PAD4 localizes to the nucleus and enters the cytosol prior to nuclear rupture. dHL-60 (A, D, E, and F) or human (Hm) PMN (B and C) fixed (A and B) or stimulated with ionomycin and imaged live by DIC and confocal microscopy (D) at the coverslip–cell interface (Z = 0 μm) and in the cell center (Z = +3 μm) at 2-min intervals for 4 h, time relative to MV shedding noted. (A and B) Phase-contrast (A, phase C), or DIC (B) and confocal images of DAPI staining of DNA (blue) and immunolocalization of PAD4 by two different antibodies (α-Pad4; 1 [red] and 2 [green]). (C) Mean nuclear to cytosolic ratio of PAD4 intensity from immumostaining. n = total cells observed, points = individual cells, mean (long bar) and SD (short bar) below each plot. (D) Time series of a dHL-60 coexpressing PAD4-mEmerald (Middle and Bottom, green), and NLS-mCherry (third row, red) and SiR-DNA (Bottom row, blue). Double-arrow-headed lines indicate presence of ionomycin, boxes around images indicate cellular events (green: MV shedding; blue: DNA release to the cytosol). (E and F) Normalized mean nuclear (E) and cytosolic (F) intensity over time of PAD4-mEmerald and NLS-mCherry measured from the cell in (D).
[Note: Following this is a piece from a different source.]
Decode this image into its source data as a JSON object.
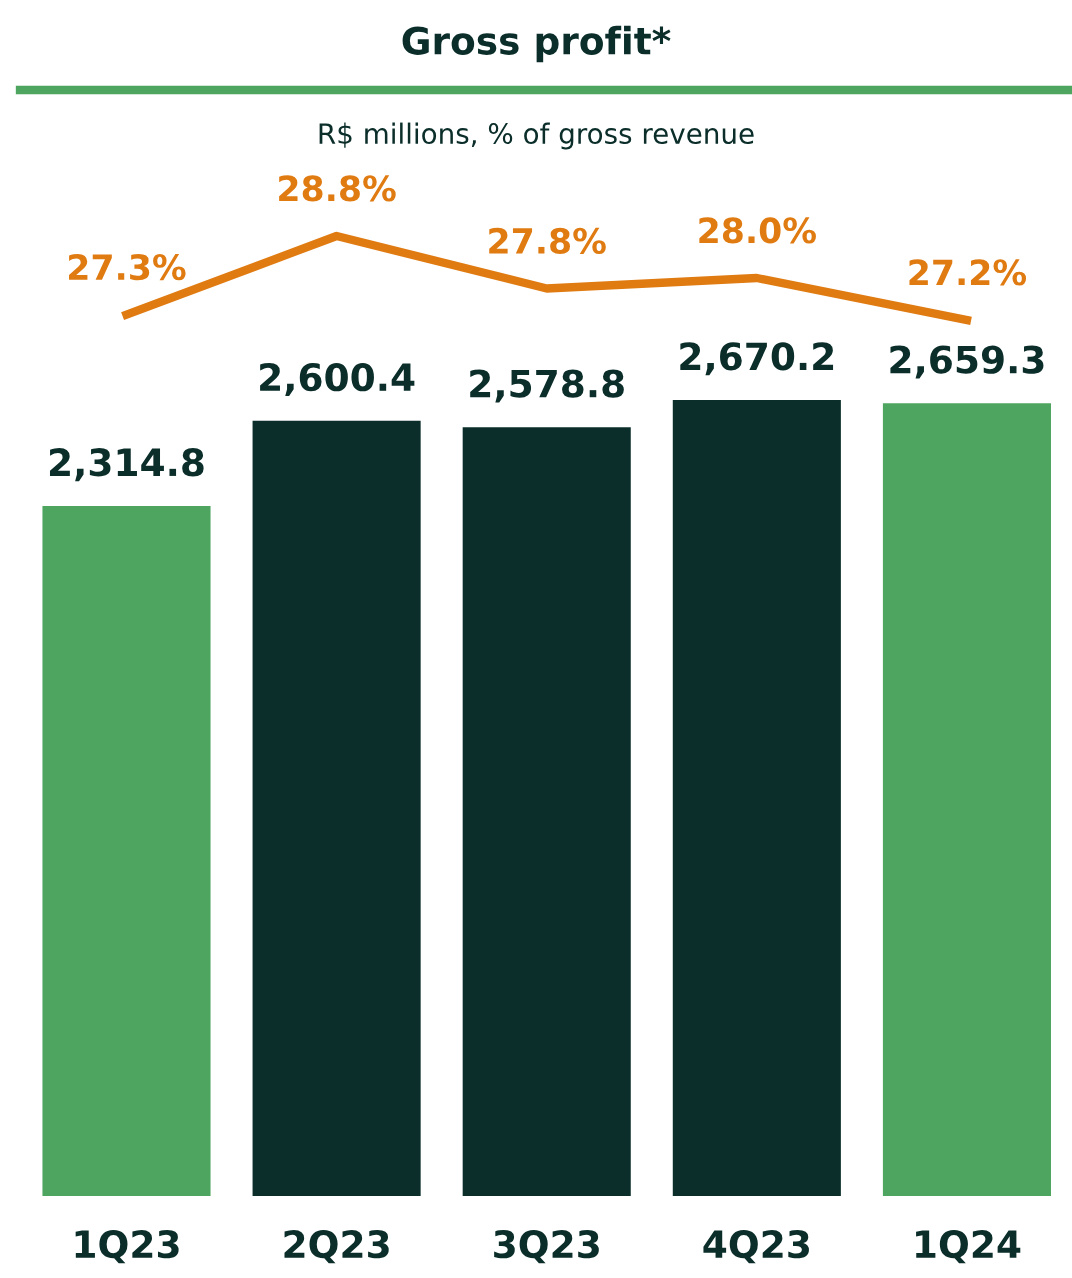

Loss of DIC contrast (PM permeabilization) noted. (Scale bars in A, B, and D: 5 μm.)

Fig. 8.

PAD4 enzymatic and nuclear localization activities mediate efficient DNA decondensation, NE rupture and extracellular DNA expulsion in human dHL-60. dHL-60 (WT; A, G, H, J, and L) or PAD4 CR dHL-60 (B–G, I, K, and L), stained with SiR-DNA, stimulated with ionomycin, and imaged by DIC and confocal microscopy at the coverslip–cell interface (Z = 0 μm) and in the cell center (Z = +3 μm) at 2-min intervals for 4 h, time in min relative to MV shedding noted on images. Double-arrow-headed lines indicate presence of ionomycin, colored boxes around images correspond to color-coded cellular events in the graphs. (A–F and H–K) Time series of image overlays of DIC (grayscale) and SiR-DNA (red). (C–F) PAD4 CR dHL-60 cells expressing mEmerald-PAD4 (C; Bottom row, green), mEmerald (D; Bottom row, green), mEmerald-PAD4-C645A (E; Bottom row, green) or mEmerald-PAD4-K59A/K60A/K61A (F; Bottom row, green). (G, Left) Percent of cells exhibiting MV shedding, DNA decondensation, nuclear rounding, loss of DIC contrast (PM permeabilization), DNA release to the cytoplasm, and extracellular DNA release (NETosis); (G, Right) Timing relative to MV shedding of DNA decondensation, DNA release to the cytoplasm, and NETosis after ionomycin stimulation. n = total cells observed, point = percent of cells in one experiment (Left), or individual cells (Right). Long bar = mean, short bars = SD shown below each plot (Right). (H–K) WT or PAD4 CR dHL-60 cells expressing Lap2β-mEmerald (H and I; Bottom rows, green) or lamin B1-mEmerald (J and K; Bottom rows, green). (L) Timing relative to MV shedding of the Lap2β or laminB1 rupture. n = total cells observed, points = individual cells, mean (long bar) and SD (short bar) shown below each plot. (G and L) ****P < 0.0001; **P < 0.01; ns, nonsignificant; (G Left and L): Mann–Whitney U test. (Scale bars in A–F and H–K: 10 μm.)